Sunday, March 18, 2012
Eating More Blueberries, Apples And Pears May Be Linked To Lower Risks Of Diabetes
Eating more blueberries, apples and pears may be linked to lower risk of diabetes, according to a new U.S. study.
These fruits are loaded with flavonoids, a natural compound present in certain fruits, vegetables and grains, which some research has tentatively tied to health benefits such as a lower risk of heart disease or cancer. "People who at a higher amount of blueberries or apples, they tended to have a low risk of type 2 diabetes," said An Pan, a research fellow at the Harvard School of Public Health who worked on the study.
The findings show an association, he added, but don't prove the fruits, themselves, prevent diabetes.
The new work, published in the American Journal of Clinical Nutrition, parallels a study published in the same journal last year associating flavonoid-rich fruits with a reduced risk of high blood pressure.
According to the American Diabetes Association, approximately 26 million Americans have the disease.
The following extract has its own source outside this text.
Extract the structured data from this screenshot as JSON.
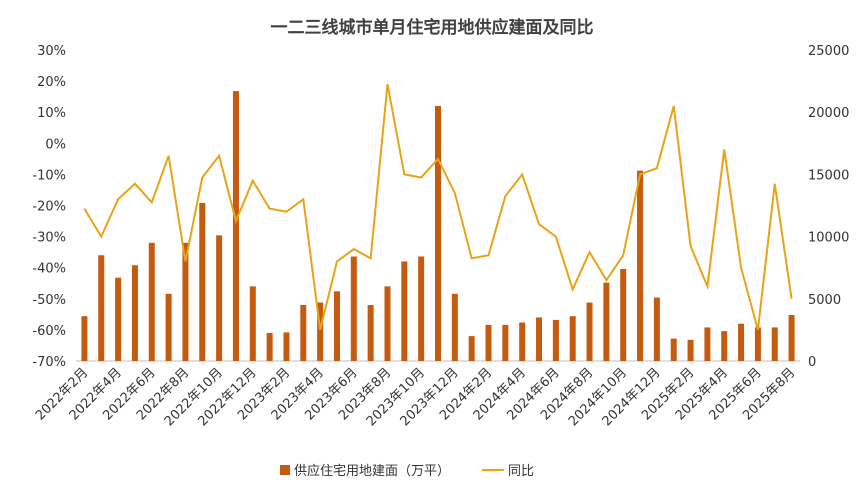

It's caused by a defect in the body's ability to produce or use insulin, a hormone that converts glucose in the blood into energy.
Type 2 diabetes can usually be controlled with exercise and diet changes and without insulin.
For the new U.S. National Institutes of Health-funded study, researchers tracked the dietary patterns of approximately 200,000 men and women for up to 24 years.
The participants, who were enrolled in three large ongoing studies of American health professionals, filled out regular questionnaires about how frequently they consumed certain foods and beverages of a standard portion size.
None had diabetes at the outset, but about 12,600 of the participants were diagnosed during the research period.
The lightest blueberry eaters in the study reported getting less than one serving (half a cup) of the fruit per month, while the biggest blueberry consumers had two or more servings per week.
Pan's team found that blueberry-lovers had a 23 percent lower risk of developing type 2 diabetes compared with those who ate no blueberries. People who ate five or more apples a week also had a 23 percent lower risk compared with those who didn't eat apples.
The researchers suggested that certain flavonoids especially high in those fruits might be behind their possibly beneficial effect on diabetes risk.
"We found consistent results across the three (study groups) that apples and blueberries are beneficial for type 2 diabetes," Pan told.
That was after taking into account other risk factors, such as body weight, cigarette smoking and a family history of diabetes.
These results jibe with an earlier Finnish report related to consumption of berries and apples and diabetes risk.
But these previous studies were much smaller in scope, Pan noted.
He and his colleagues reported no financial conflicts of interest.
While fruit sugar raises blood glucose levels rapidly, other substances in fruit such as fibers and pectin may have diabetes-related benefits, said Dr. Loren Greene, a professor of medicine at New York University who was not involved in the study.
"It argues very nicely for the consumption of whole fruits rather than fruit juices," she said, citing recent evidence that fruit juices may increase the risk of diabetes.